You must understand that learning is not simply memorising facts but constructing personal meaning through experience, inquiry, and reflection. This understanding should inform every pedagogical decision a teacher makes.
Key Concepts
- **Learning as knowledge construction**: Children do not receive knowledge passively; they actively build understanding by connecting new information to existing mental frameworks (schemas). Learning happens when children manipulate, question, and reorganise ideas.
- **Prior knowledge matters**: What a child already knows determines what they can learn next. Effective teaching begins by activating and building upon children's existing knowledge, including knowledge gained from home and community.
- **Social nature of learning**: Learning occurs through interaction with peers, teachers, and the environment. Collaborative activities, group discussions, and peer teaching enhance understanding more than isolated study.

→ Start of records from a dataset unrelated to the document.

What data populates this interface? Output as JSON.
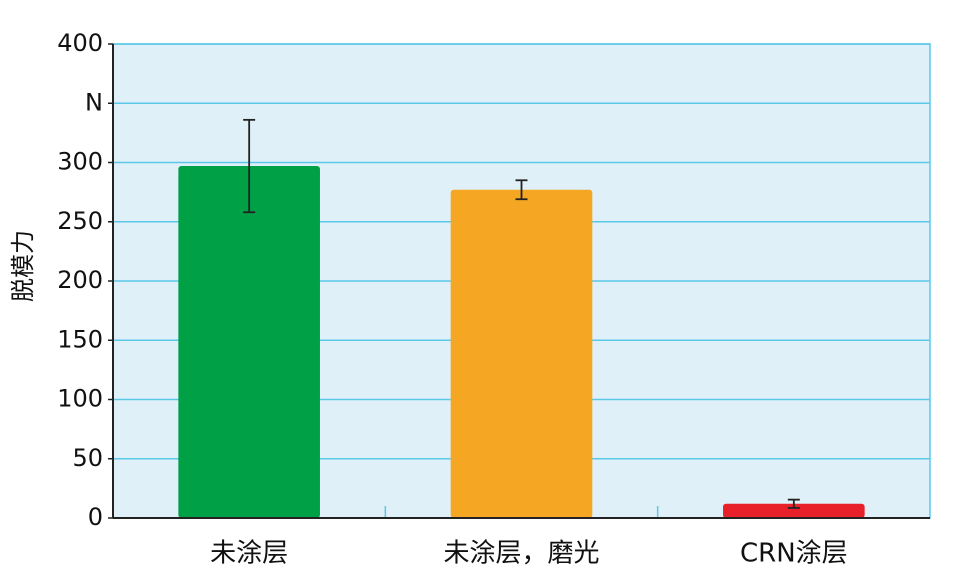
{
  "chart_data": {
    "type": "bar",
    "y_label": "脱模力",
    "categories": [
      "未涂层",
      "未涂层，磨光",
      "CRN涂层"
    ],
    "values": [
      297,
      277,
      12
    ],
    "errors": [
      39,
      8,
      3.5
    ],
    "colors": [
      "#00a046",
      "#f5a623",
      "#e8202a"
    ],
    "ylim": [
      0,
      400
    ],
    "yticks": [
      0,
      50,
      100,
      150,
      200,
      250,
      300,
      {
        "value": 350,
        "label": "N"
      },
      400
    ],
    "grid": true
  }
}
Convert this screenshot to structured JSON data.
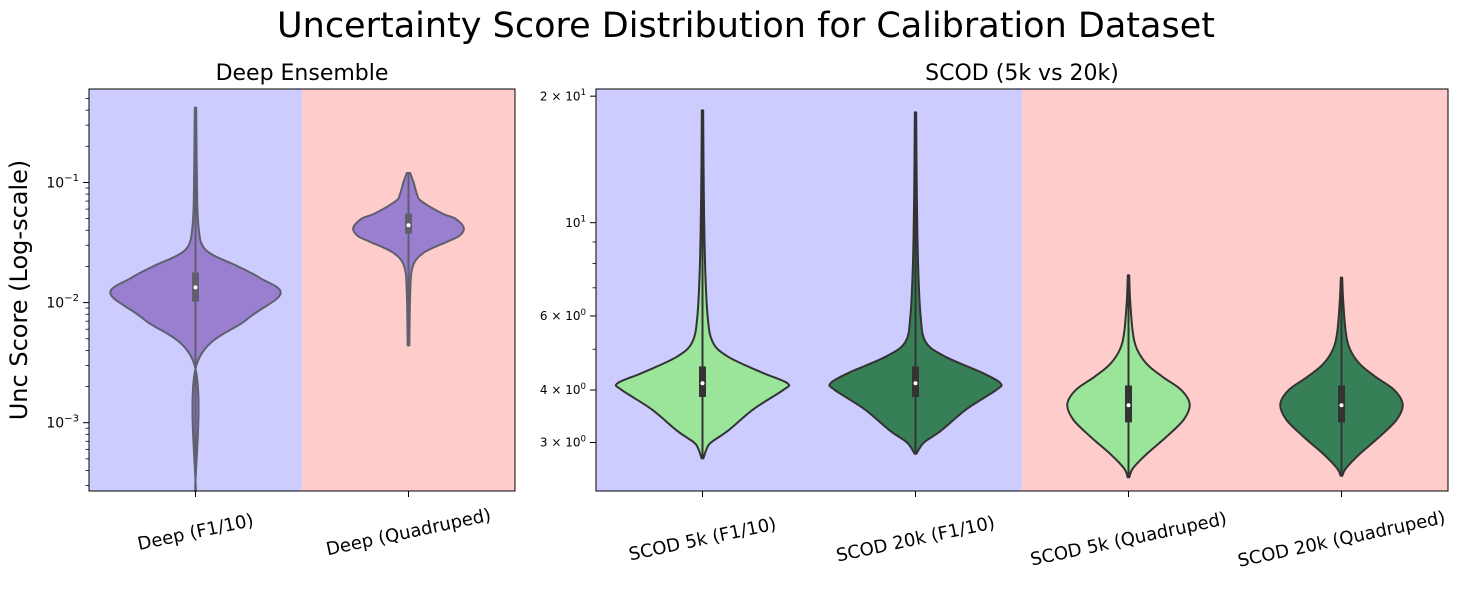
{
  "suptitle": "Uncertainty Score Distribution for Calibration Dataset",
  "chart_data": [
    {
      "type": "violin",
      "title": "Deep Ensemble",
      "ylabel": "Unc Score (Log-scale)",
      "yscale": "log",
      "ylim": [
        0.00027,
        0.6
      ],
      "yticks": [
        {
          "value": 0.1,
          "base": "10",
          "exp": "−1"
        },
        {
          "value": 0.01,
          "base": "10",
          "exp": "−2"
        },
        {
          "value": 0.001,
          "base": "10",
          "exp": "−3"
        }
      ],
      "categories": [
        "Deep (F1/10)",
        "Deep (Quadruped)"
      ],
      "background_colors": [
        "#ccccff",
        "#ffcccc"
      ],
      "violins": [
        {
          "color": "#9a7fd1",
          "edge": "#5f5f6e",
          "min": 0.00027,
          "max": 0.42,
          "q1": 0.0102,
          "median": 0.0134,
          "q3": 0.0178,
          "profile": [
            [
              0.00027,
              0.004
            ],
            [
              0.003,
              0.01
            ],
            [
              0.0072,
              0.6
            ],
            [
              0.0118,
              1.0
            ],
            [
              0.016,
              0.76
            ],
            [
              0.02,
              0.5
            ],
            [
              0.025,
              0.2
            ],
            [
              0.03,
              0.08
            ],
            [
              0.04,
              0.04
            ],
            [
              0.07,
              0.02
            ],
            [
              0.42,
              0.008
            ]
          ]
        },
        {
          "color": "#9a7fd1",
          "edge": "#5f5f6e",
          "min": 0.0044,
          "max": 0.12,
          "q1": 0.0375,
          "median": 0.044,
          "q3": 0.055,
          "profile": [
            [
              0.0044,
              0.01
            ],
            [
              0.012,
              0.02
            ],
            [
              0.02,
              0.05
            ],
            [
              0.026,
              0.18
            ],
            [
              0.032,
              0.45
            ],
            [
              0.036,
              0.6
            ],
            [
              0.042,
              0.65
            ],
            [
              0.05,
              0.55
            ],
            [
              0.055,
              0.4
            ],
            [
              0.07,
              0.15
            ],
            [
              0.08,
              0.1
            ],
            [
              0.1,
              0.06
            ],
            [
              0.12,
              0.02
            ]
          ]
        }
      ]
    },
    {
      "type": "violin",
      "title": "SCOD (5k vs 20k)",
      "yscale": "log",
      "ylim": [
        2.3,
        20.8
      ],
      "yticks": [
        {
          "value": 20,
          "base": "2 × 10",
          "exp": "1"
        },
        {
          "value": 10,
          "base": "10",
          "exp": "1"
        },
        {
          "value": 6,
          "base": "6 × 10",
          "exp": "0"
        },
        {
          "value": 4,
          "base": "4 × 10",
          "exp": "0"
        },
        {
          "value": 3,
          "base": "3 × 10",
          "exp": "0"
        }
      ],
      "categories": [
        "SCOD 5k (F1/10)",
        "SCOD 20k (F1/10)",
        "SCOD 5k (Quadruped)",
        "SCOD 20k (Quadruped)"
      ],
      "background_colors": [
        "#ccccff",
        "#ffcccc"
      ],
      "violins": [
        {
          "color": "#9be59b",
          "edge": "#333333",
          "min": 2.75,
          "max": 18.5,
          "q1": 3.85,
          "median": 4.15,
          "q3": 4.55,
          "profile": [
            [
              2.75,
              0.01
            ],
            [
              2.9,
              0.05
            ],
            [
              3.0,
              0.1
            ],
            [
              3.2,
              0.3
            ],
            [
              3.6,
              0.6
            ],
            [
              4.0,
              0.95
            ],
            [
              4.15,
              1.0
            ],
            [
              4.4,
              0.7
            ],
            [
              4.8,
              0.3
            ],
            [
              5.2,
              0.12
            ],
            [
              6.0,
              0.06
            ],
            [
              8.0,
              0.03
            ],
            [
              12.0,
              0.015
            ],
            [
              18.5,
              0.008
            ]
          ]
        },
        {
          "color": "#378057",
          "edge": "#333333",
          "min": 2.82,
          "max": 18.3,
          "q1": 3.85,
          "median": 4.15,
          "q3": 4.55,
          "profile": [
            [
              2.82,
              0.01
            ],
            [
              3.0,
              0.1
            ],
            [
              3.2,
              0.3
            ],
            [
              3.6,
              0.6
            ],
            [
              4.0,
              0.95
            ],
            [
              4.15,
              1.0
            ],
            [
              4.4,
              0.78
            ],
            [
              4.8,
              0.35
            ],
            [
              5.2,
              0.12
            ],
            [
              6.0,
              0.06
            ],
            [
              8.0,
              0.03
            ],
            [
              12.0,
              0.015
            ],
            [
              18.3,
              0.008
            ]
          ]
        },
        {
          "color": "#9be59b",
          "edge": "#333333",
          "min": 2.48,
          "max": 7.5,
          "q1": 3.35,
          "median": 3.68,
          "q3": 4.1,
          "profile": [
            [
              2.48,
              0.01
            ],
            [
              2.6,
              0.05
            ],
            [
              2.8,
              0.2
            ],
            [
              3.1,
              0.45
            ],
            [
              3.4,
              0.65
            ],
            [
              3.7,
              0.72
            ],
            [
              4.0,
              0.62
            ],
            [
              4.3,
              0.4
            ],
            [
              4.6,
              0.22
            ],
            [
              5.0,
              0.1
            ],
            [
              5.5,
              0.05
            ],
            [
              6.5,
              0.02
            ],
            [
              7.5,
              0.008
            ]
          ]
        },
        {
          "color": "#378057",
          "edge": "#333333",
          "min": 2.5,
          "max": 7.4,
          "q1": 3.35,
          "median": 3.68,
          "q3": 4.1,
          "profile": [
            [
              2.5,
              0.01
            ],
            [
              2.6,
              0.05
            ],
            [
              2.8,
              0.2
            ],
            [
              3.1,
              0.45
            ],
            [
              3.4,
              0.65
            ],
            [
              3.7,
              0.72
            ],
            [
              4.0,
              0.62
            ],
            [
              4.3,
              0.4
            ],
            [
              4.6,
              0.22
            ],
            [
              5.0,
              0.1
            ],
            [
              5.5,
              0.05
            ],
            [
              6.5,
              0.02
            ],
            [
              7.4,
              0.008
            ]
          ]
        }
      ]
    }
  ]
}
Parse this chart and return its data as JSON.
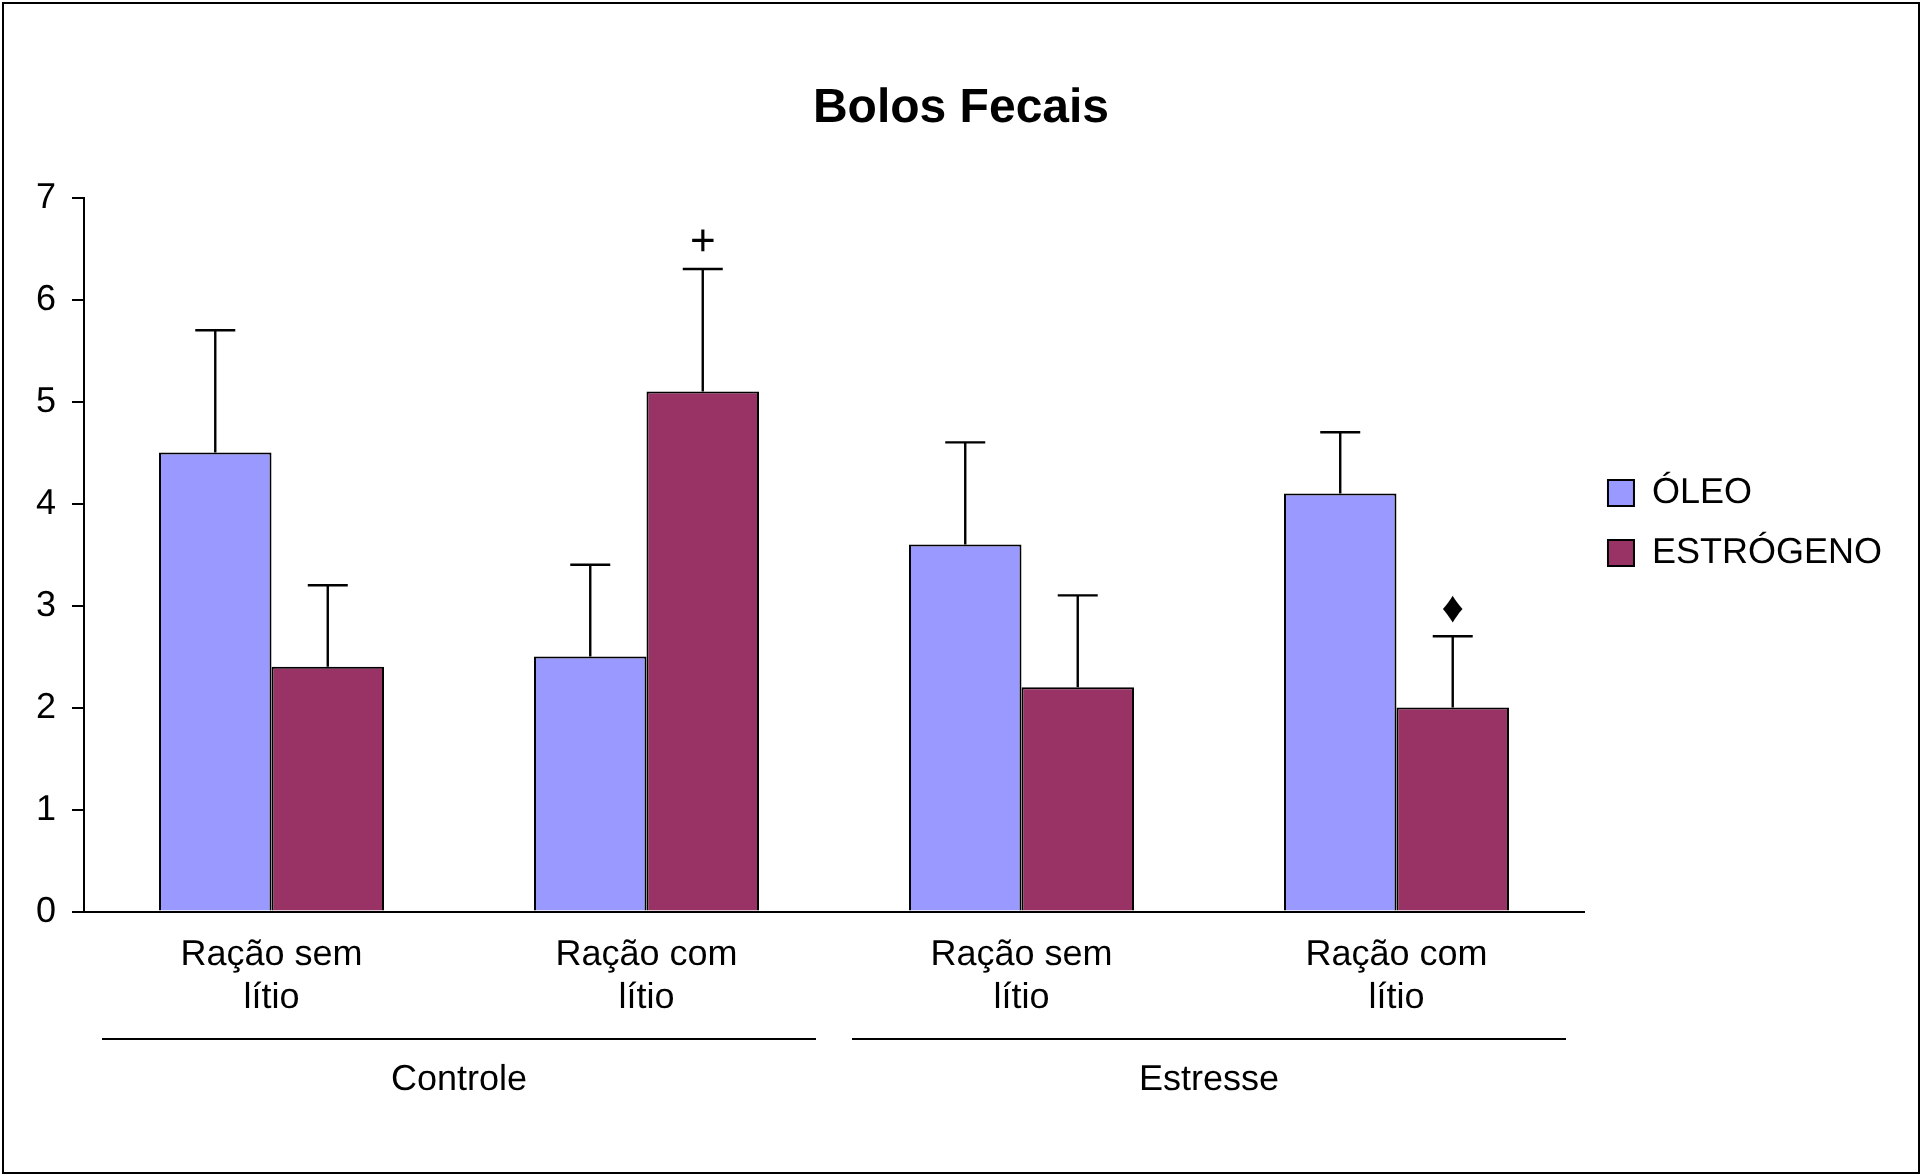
{
  "chart_data": {
    "type": "bar",
    "title": "Bolos Fecais",
    "categories": [
      "Ração sem lítio",
      "Ração com lítio",
      "Ração sem lítio",
      "Ração com lítio"
    ],
    "series": [
      {
        "name": "ÓLEO",
        "color": "#9999ff",
        "values": [
          4.5,
          2.5,
          3.6,
          4.1
        ],
        "errors": [
          [
            4.5,
            5.7
          ],
          [
            2.5,
            3.4
          ],
          [
            3.6,
            4.6
          ],
          [
            4.1,
            4.7
          ]
        ]
      },
      {
        "name": "ESTRÓGENO",
        "color": "#993366",
        "values": [
          2.4,
          5.1,
          2.2,
          2.0
        ],
        "errors": [
          [
            2.4,
            3.2
          ],
          [
            5.1,
            6.3
          ],
          [
            2.2,
            3.1
          ],
          [
            2.0,
            2.7
          ]
        ],
        "value_labels": [
          null,
          "+",
          null,
          "♦"
        ]
      }
    ],
    "annotations": [
      "Controle",
      "Estresse"
    ],
    "ylim": [
      0,
      7
    ],
    "yticks": [
      0,
      1,
      2,
      3,
      4,
      5,
      6,
      7
    ],
    "grid": false,
    "legend": "right"
  }
}
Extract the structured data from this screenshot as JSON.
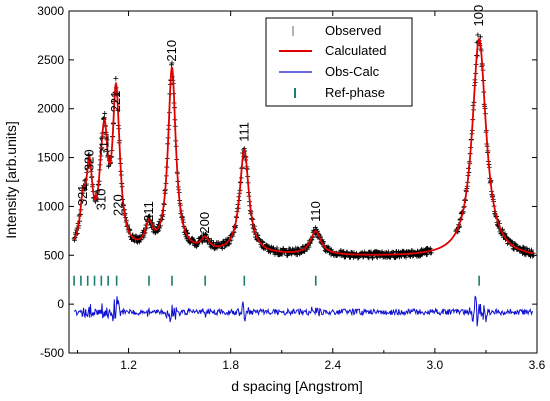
{
  "chart_data": {
    "type": "line",
    "title": "",
    "xlabel": "d spacing [Angstrom]",
    "ylabel": "Intensity [arb.units]",
    "xlim": [
      0.85,
      3.6
    ],
    "ylim": [
      -500,
      3000
    ],
    "xticks": [
      1.2,
      1.8,
      2.4,
      3.0,
      3.6
    ],
    "xtick_labels": [
      "1.2",
      "1.8",
      "2.4",
      "3.0",
      "3.6"
    ],
    "yticks": [
      -500,
      0,
      500,
      1000,
      1500,
      2000,
      2500,
      3000
    ],
    "ytick_labels": [
      "-500",
      "0",
      "500",
      "1000",
      "1500",
      "2000",
      "2500",
      "3000"
    ],
    "legend_position": "top-right",
    "series": [
      {
        "name": "Observed",
        "color": "#000000",
        "style": "plus-markers"
      },
      {
        "name": "Calculated",
        "color": "#e00000",
        "style": "line"
      },
      {
        "name": "Obs-Calc",
        "color": "#1010d0",
        "style": "line"
      },
      {
        "name": "Ref-phase",
        "color": "#1a7f6f",
        "style": "tick-marks"
      }
    ],
    "background_level": 520,
    "peaks": [
      {
        "label": "321",
        "d": 0.932,
        "intensity": 920
      },
      {
        "label": "320",
        "d": 0.97,
        "intensity": 1280
      },
      {
        "label": "310",
        "d": 1.04,
        "intensity": 880
      },
      {
        "label": "311",
        "d": 1.06,
        "intensity": 1440
      },
      {
        "label": "221",
        "d": 1.125,
        "intensity": 1880
      },
      {
        "label": "220",
        "d": 1.14,
        "intensity": 820
      },
      {
        "label": "211",
        "d": 1.32,
        "intensity": 760
      },
      {
        "label": "210",
        "d": 1.455,
        "intensity": 2400
      },
      {
        "label": "200",
        "d": 1.65,
        "intensity": 640
      },
      {
        "label": "111",
        "d": 1.88,
        "intensity": 1580
      },
      {
        "label": "110",
        "d": 2.3,
        "intensity": 760
      },
      {
        "label": "100",
        "d": 3.26,
        "intensity": 2760
      }
    ],
    "ref_phase_ticks_d": [
      0.88,
      0.92,
      0.96,
      1.0,
      1.04,
      1.08,
      1.13,
      1.32,
      1.455,
      1.65,
      1.88,
      2.3,
      3.26
    ],
    "ref_phase_tick_level": 240,
    "difference_baseline": -80
  }
}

- **Intrinsic vs extrinsic motivation**: Intrinsic motivation (curiosity, interest, satisfaction) produces deeper and more lasting learning than extrinsic motivation (rewards, grades, punishment). Teachers should nurture internal drive.
- **Maslow's hierarchy**: Children cannot focus on higher learning if basic needs (food, safety, belonging) remain unmet. A hungry or fearful child cannot learn effectively regardless of teaching quality.
- **McClelland's achievement motivation**: The need for achievement, affiliation, and power influences learning behaviour. High achievers set moderate challenges and take responsibility for outcomes.
- **Child as problem-solver**: Children naturally investigate, hypothesise, and test ideas. The teacher's role shifts from information-giver to facilitator who poses problems and guides inquiry.